L’IMAGE QUI BRUIT/CINQ TEMPS BRAVO

En 1991, des consultations à l’échelle de la province ont permis aux artistes visuels de langue française en Ontario de définir les attentes et les besoins dans leurs disciplines artistiques. Ayant identifié des exigences communes, les artistes ont fait un premier pas : ils ont formé un comité à dix, avec le mandat d’élaborer le plan de développement d’un organisme provincial en conformité avec les résultats des consultations régionales. L’assemblée de fondation de BRAVO, le Bureau des regroupements des artistes visuels de l’Ontario, s’est tenue à Ottawa les 16 et 17 novembre 1991 et un an plus tard, le 18 novembre 1992, l’organisme acquérait son statut officiel comme association d’artistes francophones consacrée aux arts visuels en Ontario.

Depuis quinze ans, le paysage des arts visuels en Ontario français s’est complètement métamorphosé pour plusieurs raisons : les artistes diplômés se sont multipliés en apportant du leadership; une immigration francophone qui adopte l’Ontario comme terre d’accueil s’est consolidée; des cinéastes se sont joints à l’association. Des membres et des bénévoles actifs et informés y travaillent et persistent à demeurer artistes francophones dans une province toujours unilingue anglophone. Cette évolution a mené BRAVO à une professionnalisation dont témoigne cette exposition L’image qui bruit, pour souligner le 15e anniversaire de fondation et d’incorporation. L’efficacité organisationnelle et l’effectif de BRAVO lui ont permis d’élargir son champ d’action avec l’inauguration d’une première galerie francophone à Ottawa, Voix Visuelle, et le musée des arts visuels franco-ontarien sur la toile (www.mavfo.org). Un nouveau satellite incubé par la régionale de BRAVO-Sud, Le LABORATOIRE D’ART, s’est aussi ouvert à Toronto.

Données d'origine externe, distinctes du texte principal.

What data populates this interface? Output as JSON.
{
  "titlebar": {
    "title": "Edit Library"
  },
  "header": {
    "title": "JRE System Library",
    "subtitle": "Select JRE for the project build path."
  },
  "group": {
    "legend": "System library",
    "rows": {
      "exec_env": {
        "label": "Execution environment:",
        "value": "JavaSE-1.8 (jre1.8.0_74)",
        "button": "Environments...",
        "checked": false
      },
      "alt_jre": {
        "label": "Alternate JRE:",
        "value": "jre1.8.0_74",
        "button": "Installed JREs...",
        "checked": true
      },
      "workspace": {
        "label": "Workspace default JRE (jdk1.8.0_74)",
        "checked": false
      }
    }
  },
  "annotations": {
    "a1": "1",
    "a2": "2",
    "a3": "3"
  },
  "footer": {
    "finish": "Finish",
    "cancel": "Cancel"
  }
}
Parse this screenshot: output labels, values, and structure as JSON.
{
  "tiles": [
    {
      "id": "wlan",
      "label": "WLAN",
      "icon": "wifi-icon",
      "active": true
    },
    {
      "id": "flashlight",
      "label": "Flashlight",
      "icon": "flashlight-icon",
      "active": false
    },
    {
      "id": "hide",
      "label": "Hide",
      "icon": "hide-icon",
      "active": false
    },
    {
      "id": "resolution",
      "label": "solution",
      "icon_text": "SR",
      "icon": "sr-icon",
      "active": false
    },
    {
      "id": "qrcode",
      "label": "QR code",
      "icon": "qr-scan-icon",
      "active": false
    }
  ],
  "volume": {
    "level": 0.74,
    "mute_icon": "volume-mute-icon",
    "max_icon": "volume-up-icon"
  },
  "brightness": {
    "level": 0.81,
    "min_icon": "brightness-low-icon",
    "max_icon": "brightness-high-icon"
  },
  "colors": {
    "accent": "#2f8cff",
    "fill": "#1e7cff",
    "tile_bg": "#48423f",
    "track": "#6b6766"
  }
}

Aujourd’hui, dans le cadre de son 15e anniversaire, BRAVO, la seule association d’artistes francophones consacrée aux arts visuels et aux arts médiatiques en Ontario, se réjouit de présenter un événement qui témoigne éloquemment de ces quinze années d’action en faisant état des réalisations récentes de ses membres. Il souligne la production et la diffusion qui se font dans les quatre régionales de l’Ontario et remercie les galeries qui se sont associées au projet : Voix Visuelle, Le LABORATOIRE D’ART, La Galerie du Nouvel-Ontario, La Galerie Glendon et la Galerie 815. Sans leur participation, il aurait été difficile de rendre compte du chemin parcouru ces quinze dernières années dans les arts visuels francophones de l’Ontario.

Yves M. Larocque et Luce Marquis
bravo/15 ans

Cinq expositions indépendantes sont réunies par le propos très large de la mouvance de l’image et des nouveaux territoires qui se profilent avec l’utilisation des outils numériques.

Les oeuvres des sept artistes participants conjuguent chacune un temps de la déclinaison : redéfinition de l’image photographique par la numérisation, altération du réel convenu dans l’incessant mouvement entre la matérialité et le virtuel, métissage de la vidéo et de l’interactivité ou, encore, introduction d’écritures venues d’ailleurs qui s’immiscent dans la trame du social désormais fluide. L’extension et la pénétration de l’esthétique numérique ne se heurtent plus aux balises géographiques et voyagent sans contraintes d’un territoire à l’autre. Il y a là une situation qui facilite les relais entre des groupes éloignés par la distance mais réunis instantanément dans ce nouvel espace d’information. La mobilité et l’évolution transversale des cultures transforment le paysage de l’identité. Pour les minorités qui peinaient jusqu’à tout récemment à asseoir leur présence hors de leur sphère immédiate, il y a là une ouverture, une brèche inespérée pour échapper à la réduction géographique et pour participer aux échanges continentaux. Les galeries qui accueillent les différentes expositions de l’événement L’image qui bruit sont emblématiques des réseaux qui existent maintenant en Ontario français pour soutenir la diffusion d’un nombre grandissant d’artistes, ceux-ci ayant aussi une association pour les représenter. On mesure la distance parcourue ces dernières années. Mais en faisant un arrêt-clic sur le présent, on constate également que la consolidation de toutes les instances est indispensable pour l’avenir des pratiques artistiques sur ce territoire.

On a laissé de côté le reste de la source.